Thank you. I didn't think of using a roller. One Q... when you say use a "setting type" dry wall compound, is that a compound that sets up quickly or will the box / tub of compound actually say "setting" or?....


----------



## lenaitch (Feb 10, 2014)

MsMike said:


> Ah, that makes sense. I did the same thing to another door and it actually turned out fine. Since I just installed trim on both sides (and it's perfect), I don't want to replace the frame. Thanks again for your expertise! Lesson learned.


How the board was sawn and where on tree it came from will determine the grain you are dealing with. The other board was likely a softwood too but cut from a different section of the tree so it worked out.


----------



## lenaitch (Feb 10, 2014)

lenaitch said:


> How the board was sawn and where on tree it came from will determine the grain you are dealing with. The other board was likely a softwood too but cut from a different section of the tree so it worked out.
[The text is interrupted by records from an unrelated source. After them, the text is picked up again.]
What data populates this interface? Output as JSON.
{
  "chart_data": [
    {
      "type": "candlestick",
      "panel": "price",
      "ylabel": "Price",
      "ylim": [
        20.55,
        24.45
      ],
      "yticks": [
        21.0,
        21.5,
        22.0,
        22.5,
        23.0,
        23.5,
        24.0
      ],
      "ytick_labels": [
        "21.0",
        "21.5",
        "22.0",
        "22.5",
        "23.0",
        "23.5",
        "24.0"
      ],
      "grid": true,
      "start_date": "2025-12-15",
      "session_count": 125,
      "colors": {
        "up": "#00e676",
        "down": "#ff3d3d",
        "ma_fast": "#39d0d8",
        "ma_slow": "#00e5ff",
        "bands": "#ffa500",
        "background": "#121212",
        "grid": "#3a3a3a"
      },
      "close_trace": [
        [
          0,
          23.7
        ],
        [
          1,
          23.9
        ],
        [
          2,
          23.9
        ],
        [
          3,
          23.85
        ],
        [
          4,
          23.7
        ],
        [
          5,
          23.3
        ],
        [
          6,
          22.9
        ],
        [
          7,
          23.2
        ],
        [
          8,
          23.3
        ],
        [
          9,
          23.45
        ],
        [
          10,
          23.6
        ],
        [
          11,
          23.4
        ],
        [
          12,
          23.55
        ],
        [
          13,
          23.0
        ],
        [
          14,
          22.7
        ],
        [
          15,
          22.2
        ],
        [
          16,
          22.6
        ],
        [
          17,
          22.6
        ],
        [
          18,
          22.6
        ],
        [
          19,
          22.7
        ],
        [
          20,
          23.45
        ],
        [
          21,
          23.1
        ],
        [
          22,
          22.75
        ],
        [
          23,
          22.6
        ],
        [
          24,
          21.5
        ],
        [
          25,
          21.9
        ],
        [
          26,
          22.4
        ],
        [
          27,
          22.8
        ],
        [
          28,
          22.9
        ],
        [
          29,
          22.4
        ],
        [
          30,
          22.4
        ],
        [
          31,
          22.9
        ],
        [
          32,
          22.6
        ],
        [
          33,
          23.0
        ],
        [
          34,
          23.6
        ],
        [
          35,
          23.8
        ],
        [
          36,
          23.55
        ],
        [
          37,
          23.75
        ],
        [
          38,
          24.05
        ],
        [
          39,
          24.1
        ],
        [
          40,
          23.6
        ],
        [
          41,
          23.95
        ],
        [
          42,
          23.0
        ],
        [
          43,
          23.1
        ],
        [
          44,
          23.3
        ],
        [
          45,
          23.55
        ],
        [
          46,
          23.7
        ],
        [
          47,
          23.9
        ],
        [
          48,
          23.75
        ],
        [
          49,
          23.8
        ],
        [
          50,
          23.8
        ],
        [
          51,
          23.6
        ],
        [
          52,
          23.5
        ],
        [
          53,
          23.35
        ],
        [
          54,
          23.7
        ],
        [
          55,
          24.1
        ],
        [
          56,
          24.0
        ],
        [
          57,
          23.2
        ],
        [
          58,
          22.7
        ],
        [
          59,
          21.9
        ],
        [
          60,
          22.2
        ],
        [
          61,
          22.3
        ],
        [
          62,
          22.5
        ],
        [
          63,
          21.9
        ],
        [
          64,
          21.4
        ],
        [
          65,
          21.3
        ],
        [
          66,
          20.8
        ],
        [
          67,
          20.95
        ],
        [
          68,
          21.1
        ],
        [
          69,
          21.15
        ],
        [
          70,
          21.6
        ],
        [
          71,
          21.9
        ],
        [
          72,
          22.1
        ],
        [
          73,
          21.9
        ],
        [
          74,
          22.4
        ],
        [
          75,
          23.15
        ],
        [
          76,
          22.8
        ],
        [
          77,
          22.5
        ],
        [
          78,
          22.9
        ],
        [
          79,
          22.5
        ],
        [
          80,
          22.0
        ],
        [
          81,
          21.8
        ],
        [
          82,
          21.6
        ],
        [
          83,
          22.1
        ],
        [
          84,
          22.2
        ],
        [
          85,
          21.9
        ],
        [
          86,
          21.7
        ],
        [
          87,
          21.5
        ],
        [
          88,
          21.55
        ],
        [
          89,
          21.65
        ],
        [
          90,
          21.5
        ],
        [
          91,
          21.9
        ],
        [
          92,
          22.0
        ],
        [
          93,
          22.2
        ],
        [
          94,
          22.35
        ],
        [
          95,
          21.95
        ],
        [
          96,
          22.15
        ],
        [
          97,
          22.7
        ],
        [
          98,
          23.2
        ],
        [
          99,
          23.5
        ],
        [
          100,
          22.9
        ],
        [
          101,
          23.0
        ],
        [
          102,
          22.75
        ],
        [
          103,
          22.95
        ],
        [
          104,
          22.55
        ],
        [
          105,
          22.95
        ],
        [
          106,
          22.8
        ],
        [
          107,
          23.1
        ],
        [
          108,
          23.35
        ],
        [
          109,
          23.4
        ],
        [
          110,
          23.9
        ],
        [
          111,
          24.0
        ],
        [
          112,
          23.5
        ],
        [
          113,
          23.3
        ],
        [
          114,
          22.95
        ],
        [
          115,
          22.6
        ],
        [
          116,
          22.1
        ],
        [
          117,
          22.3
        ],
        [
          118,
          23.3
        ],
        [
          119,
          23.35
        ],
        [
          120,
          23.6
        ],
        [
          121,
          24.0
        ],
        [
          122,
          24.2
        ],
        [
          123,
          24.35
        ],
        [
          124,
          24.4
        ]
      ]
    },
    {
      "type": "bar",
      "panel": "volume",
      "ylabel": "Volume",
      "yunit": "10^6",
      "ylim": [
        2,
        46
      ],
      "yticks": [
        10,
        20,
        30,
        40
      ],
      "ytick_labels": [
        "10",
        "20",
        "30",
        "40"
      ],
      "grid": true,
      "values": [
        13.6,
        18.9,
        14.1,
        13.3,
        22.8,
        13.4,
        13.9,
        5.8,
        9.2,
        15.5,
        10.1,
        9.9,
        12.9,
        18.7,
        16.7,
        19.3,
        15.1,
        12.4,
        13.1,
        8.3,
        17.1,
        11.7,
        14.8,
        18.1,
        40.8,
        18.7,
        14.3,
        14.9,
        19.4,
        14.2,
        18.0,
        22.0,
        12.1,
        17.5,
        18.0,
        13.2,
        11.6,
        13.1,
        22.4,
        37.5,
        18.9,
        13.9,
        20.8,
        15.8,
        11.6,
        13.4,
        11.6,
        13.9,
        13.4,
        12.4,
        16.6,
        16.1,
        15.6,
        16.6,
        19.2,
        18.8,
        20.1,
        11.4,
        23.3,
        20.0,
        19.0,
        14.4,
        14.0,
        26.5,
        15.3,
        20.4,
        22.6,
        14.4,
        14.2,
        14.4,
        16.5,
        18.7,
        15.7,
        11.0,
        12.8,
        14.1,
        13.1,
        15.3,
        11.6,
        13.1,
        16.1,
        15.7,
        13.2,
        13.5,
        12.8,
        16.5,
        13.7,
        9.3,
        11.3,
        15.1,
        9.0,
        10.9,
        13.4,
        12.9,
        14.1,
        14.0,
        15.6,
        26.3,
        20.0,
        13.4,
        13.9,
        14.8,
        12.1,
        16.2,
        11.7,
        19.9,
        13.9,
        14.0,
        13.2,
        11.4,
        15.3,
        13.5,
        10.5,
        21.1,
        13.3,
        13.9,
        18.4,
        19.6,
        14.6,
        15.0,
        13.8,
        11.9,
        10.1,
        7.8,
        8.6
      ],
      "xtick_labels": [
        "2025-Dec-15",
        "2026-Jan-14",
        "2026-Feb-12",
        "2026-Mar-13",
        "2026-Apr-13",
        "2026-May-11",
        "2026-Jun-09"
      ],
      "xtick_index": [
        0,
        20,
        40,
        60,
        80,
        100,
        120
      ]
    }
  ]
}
As a bit of a visual aid, and assuming that most off-the-shelf millwork is plain sawn, you can see how the angle of the grain (harder/softer areas of wood) of the circle changes with each board, so it will often react differently to sanding.


----------



## MsMike (Dec 8, 2020)

lenaitch said:


> As a bit of a visual aid, and assuming that most off-the-shelf millwork is plain sawn, you can see how the angle of the grain (harder/softer areas of wood) of the circle changes with each board, so it will often react differently to sanding.
> 
> View attachment 636346


Amazing. I had no idea. From now on, I will be more conscience of the differences and how I can semi destroy a piece of wood by being too aggressive. Thank you so much for the education.


----------